I've included a link to another blog's review of The Man Without A Face, below, despite the complete lack of relevance to this blog, because I find it so interesting that an author whose work repeatedly confronts hard topics went so very weakly vague and indecisive when it came to homosexuality. Also because the Queer YA blog is kind of cool. In one review, the author writes This traditional problem novel manages to be both gruesome and cookie-cutter, which is quite the succinct indictment.
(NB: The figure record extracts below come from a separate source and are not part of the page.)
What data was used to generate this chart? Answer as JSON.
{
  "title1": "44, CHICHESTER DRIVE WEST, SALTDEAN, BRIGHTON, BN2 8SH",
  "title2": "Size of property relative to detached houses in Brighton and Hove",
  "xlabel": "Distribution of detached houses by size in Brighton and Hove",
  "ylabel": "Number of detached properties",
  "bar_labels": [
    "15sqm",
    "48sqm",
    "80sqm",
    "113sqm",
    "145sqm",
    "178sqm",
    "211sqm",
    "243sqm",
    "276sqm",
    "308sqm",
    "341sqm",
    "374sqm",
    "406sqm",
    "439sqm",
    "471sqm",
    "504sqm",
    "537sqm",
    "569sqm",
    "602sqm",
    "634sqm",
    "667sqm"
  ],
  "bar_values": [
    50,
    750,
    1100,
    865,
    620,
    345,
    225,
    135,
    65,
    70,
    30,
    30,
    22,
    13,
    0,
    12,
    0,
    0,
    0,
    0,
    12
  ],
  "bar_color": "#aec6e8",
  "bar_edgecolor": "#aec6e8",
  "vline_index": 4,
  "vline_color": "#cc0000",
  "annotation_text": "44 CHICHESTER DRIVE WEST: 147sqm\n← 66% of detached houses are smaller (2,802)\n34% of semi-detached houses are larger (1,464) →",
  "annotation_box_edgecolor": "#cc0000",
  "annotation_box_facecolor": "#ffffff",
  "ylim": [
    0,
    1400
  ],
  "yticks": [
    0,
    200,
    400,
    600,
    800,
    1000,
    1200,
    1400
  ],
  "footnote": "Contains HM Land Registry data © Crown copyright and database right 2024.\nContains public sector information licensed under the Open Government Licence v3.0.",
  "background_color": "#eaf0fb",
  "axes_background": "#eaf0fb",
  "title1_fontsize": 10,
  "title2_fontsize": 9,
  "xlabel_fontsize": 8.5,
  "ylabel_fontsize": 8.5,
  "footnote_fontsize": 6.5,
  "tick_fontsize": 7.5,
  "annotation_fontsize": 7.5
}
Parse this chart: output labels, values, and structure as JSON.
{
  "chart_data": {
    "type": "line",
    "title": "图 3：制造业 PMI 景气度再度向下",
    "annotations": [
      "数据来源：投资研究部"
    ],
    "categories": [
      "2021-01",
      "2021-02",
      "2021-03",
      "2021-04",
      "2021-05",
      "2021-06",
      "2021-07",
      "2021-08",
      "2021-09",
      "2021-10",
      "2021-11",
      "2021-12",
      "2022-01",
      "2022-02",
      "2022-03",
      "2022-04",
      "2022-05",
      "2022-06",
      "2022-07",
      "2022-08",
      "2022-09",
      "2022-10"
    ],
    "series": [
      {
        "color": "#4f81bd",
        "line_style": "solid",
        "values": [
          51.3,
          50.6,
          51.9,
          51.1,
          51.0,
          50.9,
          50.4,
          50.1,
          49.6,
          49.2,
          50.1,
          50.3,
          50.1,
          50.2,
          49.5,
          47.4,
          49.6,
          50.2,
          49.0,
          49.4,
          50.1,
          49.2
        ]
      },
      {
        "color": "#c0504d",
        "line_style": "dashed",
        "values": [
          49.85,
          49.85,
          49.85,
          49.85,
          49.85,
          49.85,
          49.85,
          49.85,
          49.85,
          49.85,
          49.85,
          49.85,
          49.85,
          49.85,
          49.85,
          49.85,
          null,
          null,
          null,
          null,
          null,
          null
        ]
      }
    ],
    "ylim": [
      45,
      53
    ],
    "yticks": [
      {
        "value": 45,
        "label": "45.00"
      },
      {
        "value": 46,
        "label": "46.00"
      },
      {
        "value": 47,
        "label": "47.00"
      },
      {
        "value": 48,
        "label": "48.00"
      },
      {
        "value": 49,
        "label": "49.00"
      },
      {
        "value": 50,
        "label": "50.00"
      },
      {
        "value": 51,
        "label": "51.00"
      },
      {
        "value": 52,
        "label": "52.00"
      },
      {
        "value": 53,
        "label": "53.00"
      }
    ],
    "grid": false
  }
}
Holland's other horse books


Toby The Splendid

The Easter Donkey

Holland's other dog books

The Unfrightened Dark


Peaceable - grey 15.2 gelding

Weaver - black and white border collie mix dog


de Grummond Collection

New York Times obituary
IMDB page

Queer YA - review of The Man Without A Face


AC said...

If Holland shares the upper-class, Anglican, liberal background of the main character in A Horse Named Peaceable, a "vague and indecisive" attitude toward homosexuality would be very typical. Perhaps even cutting edge in 1972. I've never read this book, but the description here reminds me a bit of "A House Like a Lotus" by Madeleine L'Engle (1984-American Episcopalian) and "Pippa Passes" by Rumer Godden (1994!-British convert to Catholicism). In both of these YA novels, a young girl is thrust into adult sexuality by unwelcome advances on the part of an older female mentor (portrayed with a mixture of sympathy and freakish horror). It's been in the back of my mind for awhile to wonder what was up with this preoccupation with same-sex student/teacher relationships. Might be interesting to look into the evolution of theology and politics surrounding homosexuality in liberal Christianity. Well, that is if I was an English major or an M.Div. student looking for a thesis topic.

Sarah said...

True, it's so easy to forget how much attitudes have changed just since 1982. What seems waffling and less than heroic now was probably at the very upper limit of what you could get away with then. Though this whole thing is getting away from horse books :) Maybe I could do a post on horse books with gay characters? Offhand, I can think of two - Susan Juby's "Another Kind Of Cowboy" (which is YA and not the cheesey romance novel it sounds) and Ron Koertge's "Arizona Kid." Though the latter stretches the idea of a horse book a bit.